Rep. Michael C. Burgess, Texas Republican and vice chairman of the Energy and Commerce subcommittee on health, said the prevention money they were trying to cut is essentially a “slush fund” for liberal causes.

Meanwhile, the pre-existing conditions fund, which sets premiums for people with serious conditions in line with what healthy people pay and sets limits on out-of-pocket costs, exhausted its funding and the administration stopped taking new applicants earlier this year. Many Republicans said that program is actually a good way of covering those with pre-existing conditions and thus should be propped up.

A House leadership aide said members will continue to work on the bill and intend to bring it up for consideration in May.

Supporters of the bill “ran out of time” Wednesday, with many members heading to Texas this week for the dedication of the George W. Bush Presidential Library and Museum in Dallas and a memorial service in Waco for those killed in a fertilizer plant explosion last week.

Eventually, the health care law will force insurance companies to automatically cover those with pre-existing conditions, so the fund will no longer matter.

Despite GOP leaders’ pitch, conservatives still balked.

Club for Growth promised to score the vote, and ForAmerica Chairman L. Brent Bozell III singled out Republican Majority Leader Eric Cantor for supporting the bill, deeming it “CantorCare.”

“Rather than sticking to his promise to repeal the massive government takeover of health care that is ObamaCare, which led to Republicans taking the House majority in 2010, he is actually advocating shoring up a portion of the law that does nothing to use free market-based reforms to cut health care costs,” he said.

Democrats, meanwhile, accused Republicans of masking another attempt to gut Mr.
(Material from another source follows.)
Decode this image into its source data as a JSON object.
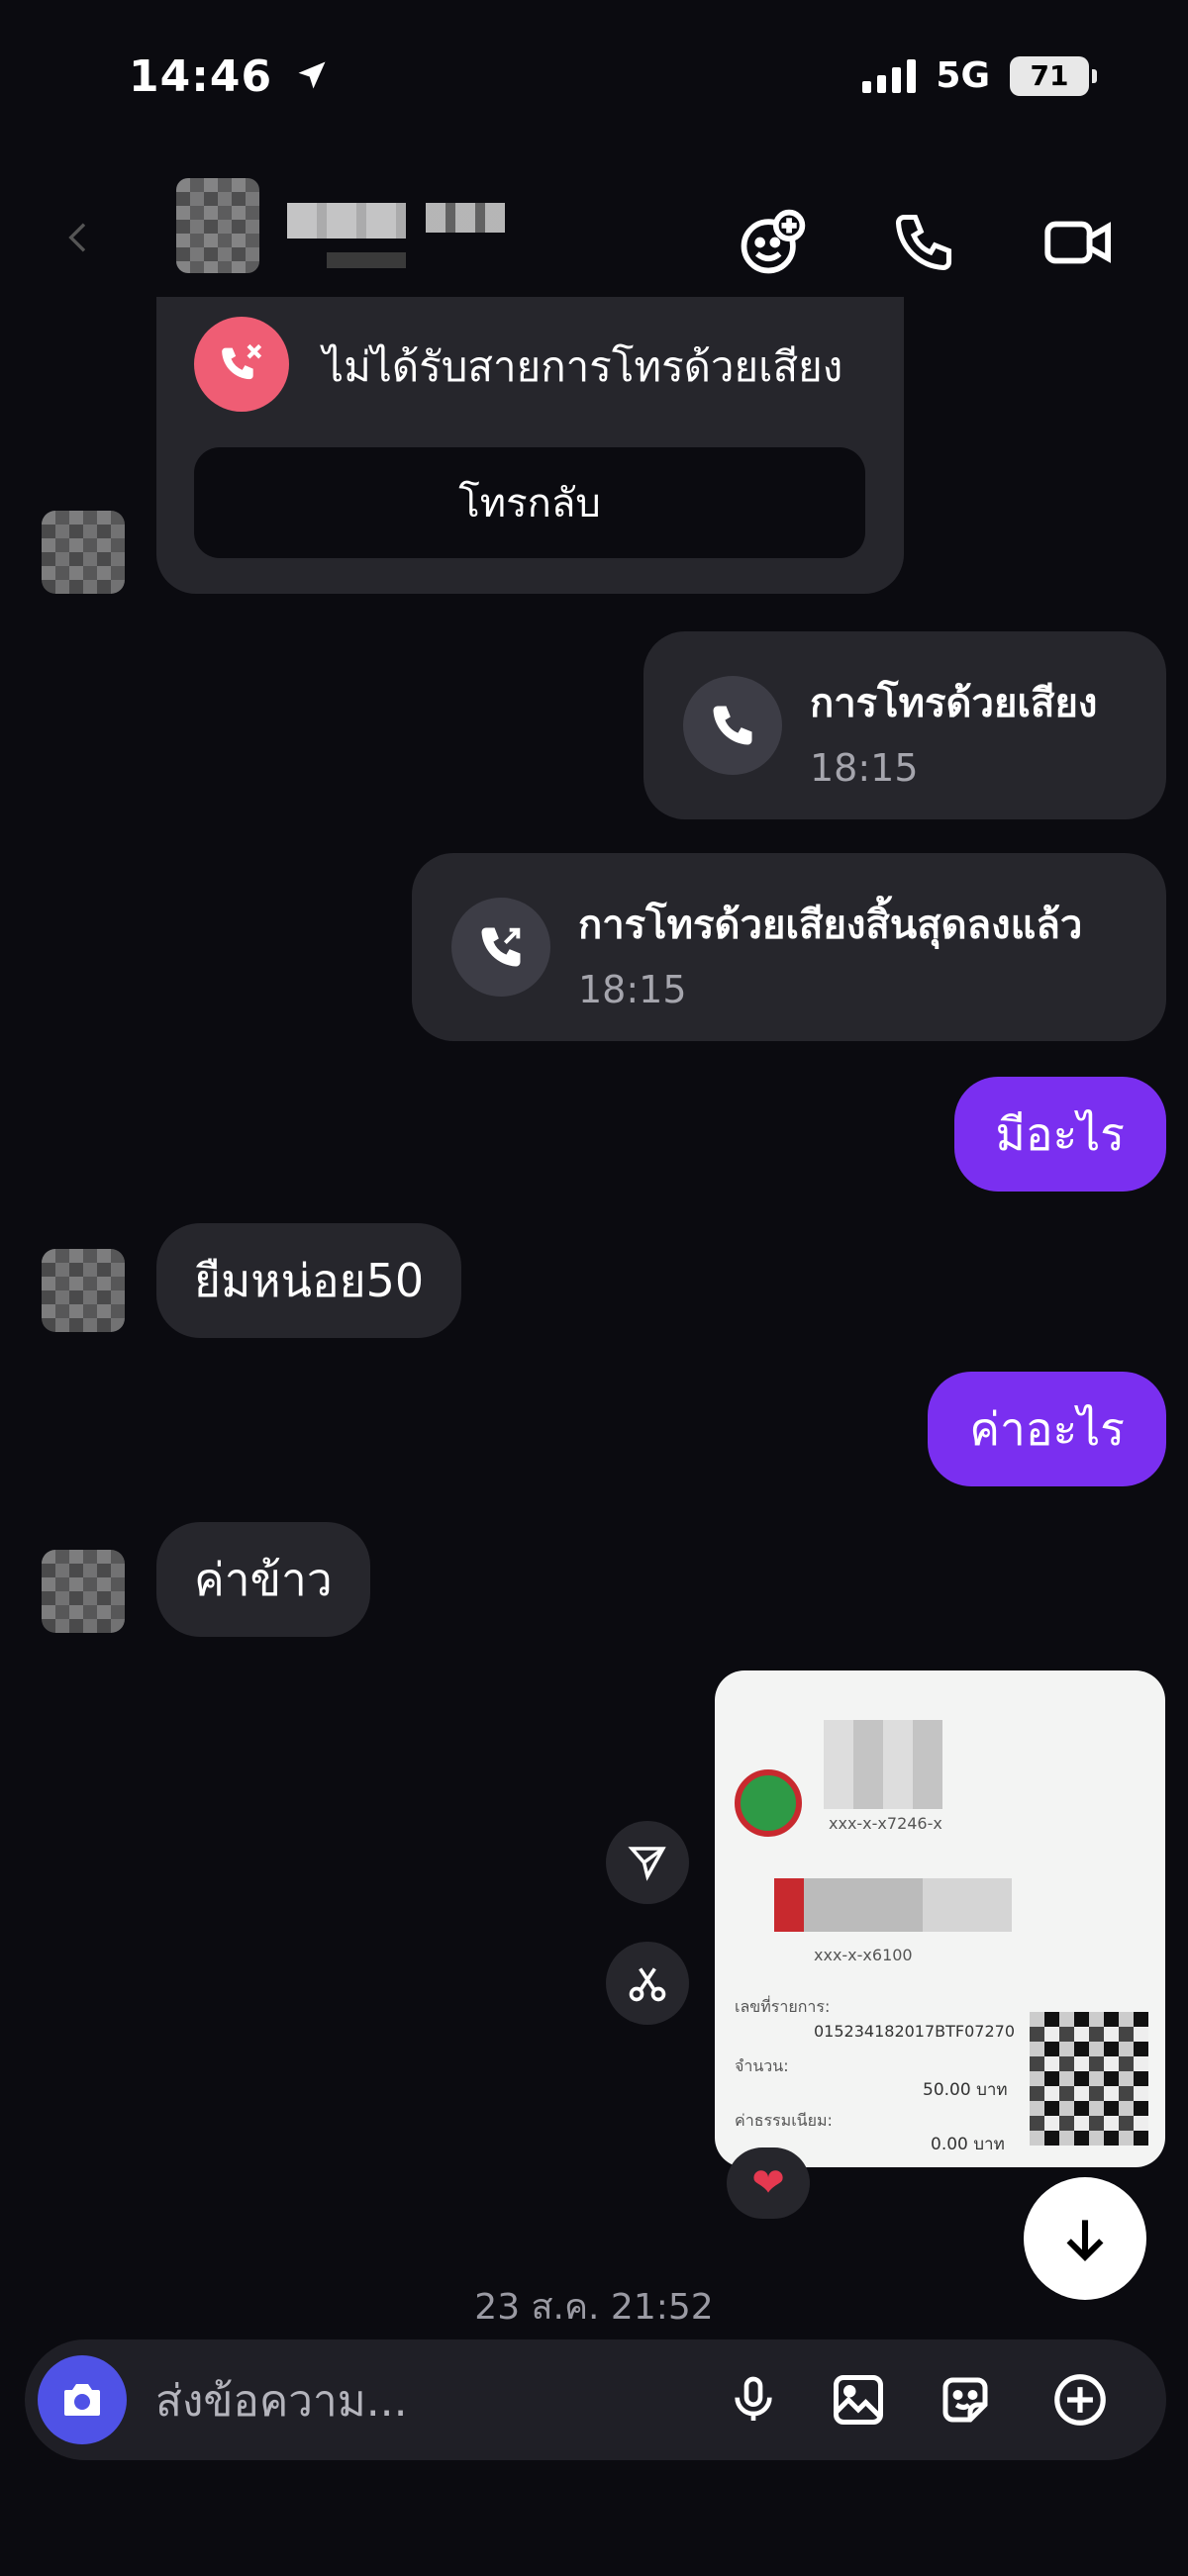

Obama’s health overhaul. They said the prevention fund is vital to stemming future health problems, and the GOP is forcing the Obama administration to scrape money together after it failed to support efforts to educate Americans on the health care law.

Minority Whip Steny H. Hoyer, Maryland Democrat, said Republicans want the health care law to “be a train wreck, and are doing everything in their power to destroy the tracks.”

His remarks were a passing reference to Republicans who needled Sen. Max Baucus, Montana Democrat and key author of the health care law, who last week suggested the law was headed for a “train wreck” unless more Americans learned about its benefits.